Dr. Igga inaugurates first ever veterinary diagnostic laboratory

By: Sheila Ponnie

The Ministry of Livestock and Fisheries in partnership with UN FAO has inaugurated the Central Veterinary Diagnostic Laboratory facility in Juba yesterday.

The initiative is to act as a national referral diagnostic laboratory for the country in its quest to control animal disease outbreaks.

While inaugurating the facility, the Vice President Dr. James Wani Igga urged the legislatures to increase the budget allocated to the Ministry of Livestock in order to facilitate the smooth running of its activities such as managing the veterinary laboratory.

Dr. Igga said there was need to improve development and the use of science technology; he also called for global assistance and the need for increased risks management.

James Janka Duku, Minster of Livestock and Fisheries said the central Veterinary Diagnostic Laboratory was one of the achievements of the Transitional Government of National Unity (TGoNU).

He said the laboratory is classified internationally as of level one and it is equipped to diagnose most of the common tropical animal diseases in the Country.

“The inauguration comes in time to meet the current state of emergency that was declared by the President on the ongoing flooding which exacerbated wide spread and outbreak of animal diseases country wide,” Duku said.

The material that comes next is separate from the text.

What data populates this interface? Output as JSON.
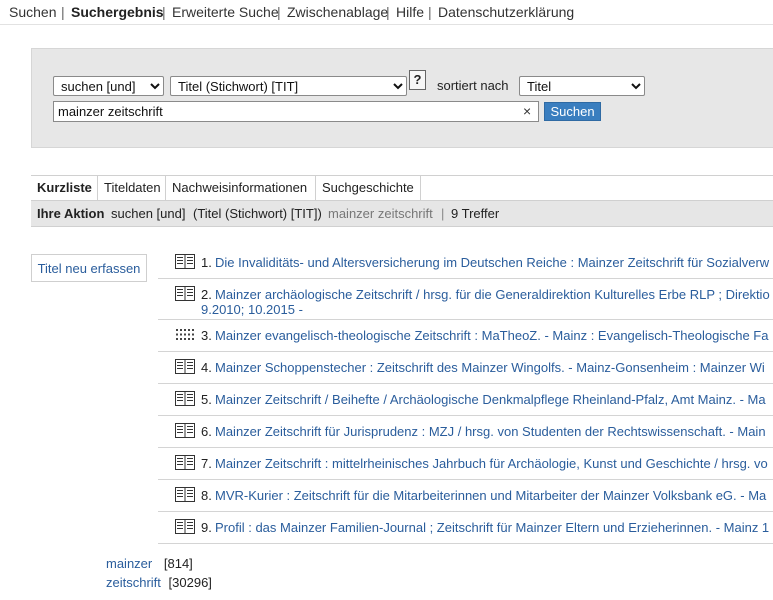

However, the minister said that the entire animal Kingdom in South Sudan though not commercialized towards the national economy is also threatened with outbreaks of diseases.

The ministry’s policy has provided for management of animal health against diseases.

Meshack Malo, Country Representative Food and Agriculture Organization of the United Nations said the livestock resources in the country could constitute up to 4 billion USD.

“What we need to do is to move it towards commercialization to ensure that the 12 million cattle 12 goats and the 12 million sheep are able to contribute to cross domestic products of the country, currently the livestock contributes only about 3 percent but small things like this central diagnosed absolutely are going to make South Sudan reach in to the commercial sector of the livestock production.